Irma la Dulce (Irma la Douce-1963)

Pocas películas hay que lleven al extremo de una risa limpia un tema tan poco decoroso como la prostitución. En ésta Billy Wilder retrata otra vez su cine con un guión memorable y su peculiar dosis de cinismo.

Será la genial pareja que ya hizo El apartamento tres años antes, Shirley MacLaine y Jack Lemmon, la que repita en esta producción de 1963. Encarnarán a una prostituta del lugar, famosa por su ropa interior verde y su cachorrito blanco en los brazos, y a un humilde y bondadoso policía de barrio. Como decía geniales los dos en sus presentaciones y mejores aún en su actuación haciendo cambiar al personaje escena tras escena. El espectador irá disfrutando de esos diálogos medidos al milímetro por el maestro Wilder acompañado de su escudero y compañero en mil batallas el guionista I.A.L. Diamond.
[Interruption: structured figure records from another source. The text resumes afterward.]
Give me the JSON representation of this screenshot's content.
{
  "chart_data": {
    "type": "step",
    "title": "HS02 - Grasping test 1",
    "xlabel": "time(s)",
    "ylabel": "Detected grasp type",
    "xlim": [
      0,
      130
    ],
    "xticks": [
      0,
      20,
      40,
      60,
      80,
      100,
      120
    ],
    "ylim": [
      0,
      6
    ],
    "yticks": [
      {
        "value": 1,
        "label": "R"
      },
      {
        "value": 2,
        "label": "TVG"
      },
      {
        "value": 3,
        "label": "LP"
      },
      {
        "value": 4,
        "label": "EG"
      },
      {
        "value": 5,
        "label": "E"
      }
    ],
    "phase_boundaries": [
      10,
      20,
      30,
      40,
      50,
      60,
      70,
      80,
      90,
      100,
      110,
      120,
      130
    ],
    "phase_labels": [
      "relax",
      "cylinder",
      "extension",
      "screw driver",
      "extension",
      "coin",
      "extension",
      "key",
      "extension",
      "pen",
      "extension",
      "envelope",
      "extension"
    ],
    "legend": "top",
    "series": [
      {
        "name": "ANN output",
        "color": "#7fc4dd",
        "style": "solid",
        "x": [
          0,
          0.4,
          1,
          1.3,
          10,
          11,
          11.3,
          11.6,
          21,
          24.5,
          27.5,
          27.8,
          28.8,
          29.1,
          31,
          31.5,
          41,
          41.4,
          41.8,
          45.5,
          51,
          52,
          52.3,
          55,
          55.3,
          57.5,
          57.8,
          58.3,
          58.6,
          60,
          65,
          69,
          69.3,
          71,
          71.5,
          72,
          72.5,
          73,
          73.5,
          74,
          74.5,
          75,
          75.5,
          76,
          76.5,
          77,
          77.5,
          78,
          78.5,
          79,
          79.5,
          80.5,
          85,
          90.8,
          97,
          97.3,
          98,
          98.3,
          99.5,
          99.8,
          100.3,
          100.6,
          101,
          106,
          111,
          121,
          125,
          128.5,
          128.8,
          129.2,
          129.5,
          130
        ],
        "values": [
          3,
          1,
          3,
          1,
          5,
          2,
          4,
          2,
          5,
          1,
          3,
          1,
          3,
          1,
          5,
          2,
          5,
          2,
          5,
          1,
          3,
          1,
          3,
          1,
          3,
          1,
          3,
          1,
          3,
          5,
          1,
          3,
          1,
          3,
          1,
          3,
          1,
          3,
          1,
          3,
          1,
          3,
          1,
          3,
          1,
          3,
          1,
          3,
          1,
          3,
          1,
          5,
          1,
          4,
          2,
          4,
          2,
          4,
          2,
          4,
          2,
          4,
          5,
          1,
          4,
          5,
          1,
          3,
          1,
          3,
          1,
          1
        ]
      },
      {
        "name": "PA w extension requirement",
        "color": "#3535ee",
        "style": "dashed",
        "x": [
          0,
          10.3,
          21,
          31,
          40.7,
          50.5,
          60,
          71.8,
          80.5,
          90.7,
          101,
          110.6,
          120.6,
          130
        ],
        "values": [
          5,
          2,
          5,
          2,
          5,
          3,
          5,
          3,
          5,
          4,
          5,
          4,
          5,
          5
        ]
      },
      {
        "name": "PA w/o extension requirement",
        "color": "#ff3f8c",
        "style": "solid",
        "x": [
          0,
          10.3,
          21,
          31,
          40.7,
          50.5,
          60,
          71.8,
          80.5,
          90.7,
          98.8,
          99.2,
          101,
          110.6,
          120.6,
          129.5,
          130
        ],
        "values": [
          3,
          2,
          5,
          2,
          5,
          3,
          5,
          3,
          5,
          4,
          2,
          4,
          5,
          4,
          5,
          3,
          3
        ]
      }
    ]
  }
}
Un guión que se grabaría en estudio a pesar de sus ambientaciones por calles parisinas.
 
Como suele ser habitual en Wilder habrá un personaje que desarrolle una doble identidad, y curiosamente de la forma más honesta, en este caso por amor a su chica. Ya utilizó este detalle que tanto le gusta a Wilder en Con faldas y a lo loco, en Cinco tumbas al Cairo, o en La mayor y la menor, y que convertirá en el sello de su filmografía, ese “hacerse ver como quien no es” que aparece de una u otra forma en sus protagonistas. Este personaje será Nestor Patou, quien se disfrazará  del multimillonario Lord X. Un par de personalidades que bordará el gran Jack Lemmon con unos gestos de desesperación y cansancio que hacen reírse al espectador plano tras plano. Como decía será este humilde policía el que sea echado del cuerpo por ir contra la ilegalidad de la prostitución sin saber que están untados hasta los de la propia comisaria. Rocambolesco hasta el final, nuestro protagonista se convertirá en el “chico”, quien lleva las cuentas, de su “chica”, Irma. Es entonces cuando sale a la luz el gran guión que nos tienen reservado.
 
Escenas divertidas, muy divertidas y cada vez más extravagantes como las historias sin contar del camarero que terminará la película de la forma que sólo este director sabe, con un final redondo, pero ésa es otra historia.